Abstract

In 2009, Banados, Silk and West (BSW) pointed out the possibility of having an unbounded limit of centre-of-mass collision energy for test particles in the field of an extremal Kerr black hole, if one of them has fine-tuned parameters and the collision point is approaching the horizon. The possibility of this "BSW effect" attracted much attention: it was generalised to arbitrary ("dirty") rotating black holes and an analogy was found for collisions of charged particles in the field of non-rotating charged black holes. Our work considers the unification of these two mechanisms, which have so far been studied only separately. Exploring the enlarged parameter space, we find kinematic restrictions that may prevent the fine-tuned particles from reaching the limiting collision point.
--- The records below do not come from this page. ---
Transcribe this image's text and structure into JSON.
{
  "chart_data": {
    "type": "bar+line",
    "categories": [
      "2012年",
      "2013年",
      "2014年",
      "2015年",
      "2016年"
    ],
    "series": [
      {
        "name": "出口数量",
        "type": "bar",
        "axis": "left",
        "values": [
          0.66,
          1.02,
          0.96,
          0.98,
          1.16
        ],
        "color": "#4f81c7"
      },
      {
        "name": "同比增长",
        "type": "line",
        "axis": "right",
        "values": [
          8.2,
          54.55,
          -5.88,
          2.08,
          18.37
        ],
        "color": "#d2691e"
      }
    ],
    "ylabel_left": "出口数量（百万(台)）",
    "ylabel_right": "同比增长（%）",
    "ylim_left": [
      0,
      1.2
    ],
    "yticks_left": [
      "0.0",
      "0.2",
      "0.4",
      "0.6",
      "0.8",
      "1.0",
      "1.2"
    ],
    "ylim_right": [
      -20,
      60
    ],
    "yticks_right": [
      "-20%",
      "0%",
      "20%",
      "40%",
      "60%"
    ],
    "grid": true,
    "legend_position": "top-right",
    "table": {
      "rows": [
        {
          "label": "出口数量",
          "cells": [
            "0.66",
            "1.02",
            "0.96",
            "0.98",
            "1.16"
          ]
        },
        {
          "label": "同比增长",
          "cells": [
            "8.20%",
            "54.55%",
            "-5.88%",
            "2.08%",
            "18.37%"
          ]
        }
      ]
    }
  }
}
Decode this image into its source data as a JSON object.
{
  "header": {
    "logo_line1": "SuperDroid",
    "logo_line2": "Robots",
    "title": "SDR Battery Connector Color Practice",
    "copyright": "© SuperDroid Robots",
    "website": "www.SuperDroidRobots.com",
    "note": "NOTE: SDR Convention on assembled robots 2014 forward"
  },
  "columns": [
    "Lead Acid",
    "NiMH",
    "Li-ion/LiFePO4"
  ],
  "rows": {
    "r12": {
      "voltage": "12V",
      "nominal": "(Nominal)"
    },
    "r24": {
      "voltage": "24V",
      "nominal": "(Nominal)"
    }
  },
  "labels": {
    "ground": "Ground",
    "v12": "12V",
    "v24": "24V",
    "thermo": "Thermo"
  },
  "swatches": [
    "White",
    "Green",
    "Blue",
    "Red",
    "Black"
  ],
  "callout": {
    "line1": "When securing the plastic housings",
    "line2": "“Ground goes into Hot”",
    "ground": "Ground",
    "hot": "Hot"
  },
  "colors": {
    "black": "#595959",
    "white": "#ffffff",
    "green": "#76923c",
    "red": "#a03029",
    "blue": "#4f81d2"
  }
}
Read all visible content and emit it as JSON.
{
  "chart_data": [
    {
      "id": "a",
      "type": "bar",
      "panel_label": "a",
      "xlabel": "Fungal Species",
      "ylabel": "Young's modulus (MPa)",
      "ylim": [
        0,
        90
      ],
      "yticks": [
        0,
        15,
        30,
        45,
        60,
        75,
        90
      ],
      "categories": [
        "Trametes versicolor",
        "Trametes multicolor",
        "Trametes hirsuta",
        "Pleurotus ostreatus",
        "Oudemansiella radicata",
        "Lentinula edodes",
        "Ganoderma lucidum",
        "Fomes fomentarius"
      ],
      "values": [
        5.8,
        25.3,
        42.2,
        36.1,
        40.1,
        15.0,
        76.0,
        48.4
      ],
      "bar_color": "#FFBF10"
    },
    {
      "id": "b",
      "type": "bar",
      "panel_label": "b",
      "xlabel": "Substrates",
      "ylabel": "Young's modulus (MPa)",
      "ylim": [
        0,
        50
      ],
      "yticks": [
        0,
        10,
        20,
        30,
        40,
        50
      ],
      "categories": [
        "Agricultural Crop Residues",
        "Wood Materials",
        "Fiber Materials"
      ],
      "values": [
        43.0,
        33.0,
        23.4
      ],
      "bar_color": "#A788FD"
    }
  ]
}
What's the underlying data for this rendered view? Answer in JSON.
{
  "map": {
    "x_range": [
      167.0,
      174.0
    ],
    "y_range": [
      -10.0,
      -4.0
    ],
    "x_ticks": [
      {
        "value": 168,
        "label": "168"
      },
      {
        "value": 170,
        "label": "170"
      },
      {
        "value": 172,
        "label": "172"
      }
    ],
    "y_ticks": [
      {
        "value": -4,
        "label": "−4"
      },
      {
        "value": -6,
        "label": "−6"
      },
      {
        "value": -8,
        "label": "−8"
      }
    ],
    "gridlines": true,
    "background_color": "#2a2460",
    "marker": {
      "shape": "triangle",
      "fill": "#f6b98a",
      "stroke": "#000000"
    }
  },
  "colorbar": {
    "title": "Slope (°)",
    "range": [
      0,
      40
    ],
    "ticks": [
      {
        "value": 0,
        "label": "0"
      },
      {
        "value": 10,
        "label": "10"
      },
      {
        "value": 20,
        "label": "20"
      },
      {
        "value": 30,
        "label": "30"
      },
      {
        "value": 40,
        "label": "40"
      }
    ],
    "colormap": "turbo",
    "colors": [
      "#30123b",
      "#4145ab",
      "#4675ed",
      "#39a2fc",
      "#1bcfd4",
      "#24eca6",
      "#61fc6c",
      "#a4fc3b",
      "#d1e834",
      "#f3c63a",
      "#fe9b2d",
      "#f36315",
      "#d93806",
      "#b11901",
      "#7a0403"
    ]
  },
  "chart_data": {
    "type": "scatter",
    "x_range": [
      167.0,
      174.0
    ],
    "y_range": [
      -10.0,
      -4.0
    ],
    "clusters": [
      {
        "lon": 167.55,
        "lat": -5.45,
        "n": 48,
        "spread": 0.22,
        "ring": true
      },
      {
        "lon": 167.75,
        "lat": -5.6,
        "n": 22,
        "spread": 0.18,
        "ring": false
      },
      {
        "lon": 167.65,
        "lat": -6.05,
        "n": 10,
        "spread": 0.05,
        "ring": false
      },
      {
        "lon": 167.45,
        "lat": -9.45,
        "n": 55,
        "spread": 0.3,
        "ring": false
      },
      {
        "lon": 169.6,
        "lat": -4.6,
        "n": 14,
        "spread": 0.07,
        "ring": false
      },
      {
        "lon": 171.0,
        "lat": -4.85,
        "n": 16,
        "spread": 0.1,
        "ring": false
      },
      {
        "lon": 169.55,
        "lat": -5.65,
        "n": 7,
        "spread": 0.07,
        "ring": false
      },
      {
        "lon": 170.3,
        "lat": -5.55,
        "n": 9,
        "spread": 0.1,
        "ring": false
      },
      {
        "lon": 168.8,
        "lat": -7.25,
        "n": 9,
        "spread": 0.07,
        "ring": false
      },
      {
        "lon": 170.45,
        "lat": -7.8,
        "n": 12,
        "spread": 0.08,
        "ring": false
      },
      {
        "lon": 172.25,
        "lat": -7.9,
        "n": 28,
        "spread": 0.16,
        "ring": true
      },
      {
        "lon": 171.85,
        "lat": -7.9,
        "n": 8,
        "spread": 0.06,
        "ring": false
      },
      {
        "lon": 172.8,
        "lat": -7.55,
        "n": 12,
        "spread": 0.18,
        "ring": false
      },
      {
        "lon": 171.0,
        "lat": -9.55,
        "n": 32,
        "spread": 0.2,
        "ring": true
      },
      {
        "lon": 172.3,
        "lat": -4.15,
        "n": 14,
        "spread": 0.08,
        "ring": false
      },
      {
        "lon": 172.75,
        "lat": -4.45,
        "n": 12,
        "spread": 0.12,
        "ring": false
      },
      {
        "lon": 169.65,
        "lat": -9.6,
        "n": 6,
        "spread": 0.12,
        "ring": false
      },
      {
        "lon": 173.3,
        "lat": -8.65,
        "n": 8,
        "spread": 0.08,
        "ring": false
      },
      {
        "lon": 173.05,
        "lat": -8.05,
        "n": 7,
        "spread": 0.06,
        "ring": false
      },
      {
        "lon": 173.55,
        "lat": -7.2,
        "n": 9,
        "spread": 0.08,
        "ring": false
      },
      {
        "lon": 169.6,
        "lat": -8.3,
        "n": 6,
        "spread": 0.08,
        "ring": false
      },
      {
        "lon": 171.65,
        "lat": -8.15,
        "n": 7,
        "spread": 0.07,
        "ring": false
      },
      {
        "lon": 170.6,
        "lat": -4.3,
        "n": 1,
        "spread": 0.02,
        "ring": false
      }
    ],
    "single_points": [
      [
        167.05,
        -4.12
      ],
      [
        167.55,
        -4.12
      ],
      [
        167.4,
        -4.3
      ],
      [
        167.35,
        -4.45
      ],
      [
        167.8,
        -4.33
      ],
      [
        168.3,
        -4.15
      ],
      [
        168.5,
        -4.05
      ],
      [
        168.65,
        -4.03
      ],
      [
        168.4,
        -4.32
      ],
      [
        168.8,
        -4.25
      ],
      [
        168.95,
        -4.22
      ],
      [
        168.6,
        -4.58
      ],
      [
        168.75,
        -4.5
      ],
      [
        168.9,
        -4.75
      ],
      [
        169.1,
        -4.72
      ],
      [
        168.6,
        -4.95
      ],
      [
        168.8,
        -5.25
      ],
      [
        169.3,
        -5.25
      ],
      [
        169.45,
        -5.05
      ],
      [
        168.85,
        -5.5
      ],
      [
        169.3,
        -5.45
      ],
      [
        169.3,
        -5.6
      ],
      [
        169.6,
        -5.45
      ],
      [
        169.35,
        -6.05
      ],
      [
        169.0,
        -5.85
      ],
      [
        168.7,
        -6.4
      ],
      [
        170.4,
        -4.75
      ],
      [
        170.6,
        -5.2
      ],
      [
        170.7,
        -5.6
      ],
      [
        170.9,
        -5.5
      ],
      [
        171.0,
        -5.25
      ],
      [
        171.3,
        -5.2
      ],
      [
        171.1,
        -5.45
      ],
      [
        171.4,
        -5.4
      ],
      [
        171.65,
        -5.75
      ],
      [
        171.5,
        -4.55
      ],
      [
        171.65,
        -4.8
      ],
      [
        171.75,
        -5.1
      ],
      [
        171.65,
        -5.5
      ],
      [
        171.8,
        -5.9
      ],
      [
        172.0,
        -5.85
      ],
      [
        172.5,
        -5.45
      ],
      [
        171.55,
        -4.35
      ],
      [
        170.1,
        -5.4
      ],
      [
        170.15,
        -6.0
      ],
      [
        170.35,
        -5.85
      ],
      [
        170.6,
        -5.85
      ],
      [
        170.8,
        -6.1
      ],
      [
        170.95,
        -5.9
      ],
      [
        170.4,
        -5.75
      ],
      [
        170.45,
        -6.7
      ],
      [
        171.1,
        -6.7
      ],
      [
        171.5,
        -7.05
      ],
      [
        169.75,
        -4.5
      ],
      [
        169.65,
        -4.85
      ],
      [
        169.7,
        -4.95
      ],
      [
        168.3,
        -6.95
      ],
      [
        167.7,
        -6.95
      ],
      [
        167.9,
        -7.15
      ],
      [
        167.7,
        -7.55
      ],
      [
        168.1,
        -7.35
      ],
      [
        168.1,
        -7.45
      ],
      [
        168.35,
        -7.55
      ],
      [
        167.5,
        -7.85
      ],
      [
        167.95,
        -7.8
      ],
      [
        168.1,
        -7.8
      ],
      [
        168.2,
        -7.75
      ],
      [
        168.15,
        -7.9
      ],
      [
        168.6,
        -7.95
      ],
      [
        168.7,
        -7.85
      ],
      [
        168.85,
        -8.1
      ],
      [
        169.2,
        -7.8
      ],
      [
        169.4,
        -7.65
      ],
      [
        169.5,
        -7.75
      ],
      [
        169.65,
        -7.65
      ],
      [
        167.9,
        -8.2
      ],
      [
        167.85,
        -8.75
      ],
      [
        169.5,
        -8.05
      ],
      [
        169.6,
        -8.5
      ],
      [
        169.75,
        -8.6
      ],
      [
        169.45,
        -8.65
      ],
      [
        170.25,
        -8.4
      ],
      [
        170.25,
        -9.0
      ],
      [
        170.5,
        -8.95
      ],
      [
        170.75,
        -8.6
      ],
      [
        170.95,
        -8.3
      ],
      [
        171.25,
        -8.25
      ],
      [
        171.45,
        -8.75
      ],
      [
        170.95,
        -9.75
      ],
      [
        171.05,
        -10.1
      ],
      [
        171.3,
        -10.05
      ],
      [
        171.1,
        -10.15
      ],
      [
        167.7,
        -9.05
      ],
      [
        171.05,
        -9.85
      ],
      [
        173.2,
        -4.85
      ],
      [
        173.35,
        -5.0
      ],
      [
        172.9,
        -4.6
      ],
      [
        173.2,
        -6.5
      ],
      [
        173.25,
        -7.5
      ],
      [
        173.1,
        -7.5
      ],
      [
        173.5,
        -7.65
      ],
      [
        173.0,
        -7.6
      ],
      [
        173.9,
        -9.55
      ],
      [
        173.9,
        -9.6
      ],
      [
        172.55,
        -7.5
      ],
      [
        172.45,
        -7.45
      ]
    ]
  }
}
These restrictions are first presented in a general form, which can be used with an arbitrary black-hole model, and then visualised for the Kerr-Newman solution by plotting the "admissible region" in the parameter space of critical particles, reproducing some known results and obtaining a number of new ones. For example, we find that (marginally) bounded critical particles with enormous values of angular momentum can, curiously enough, approach the degenerate horizon, if the charge of the black hole is very small. Such "mega-BSW" behaviour is excluded in the case of a vacuum black hole, or a black hole with large charge. It may be interesting in connection with the small "Wald charge" induced on rotating black holes in external magnetic fields.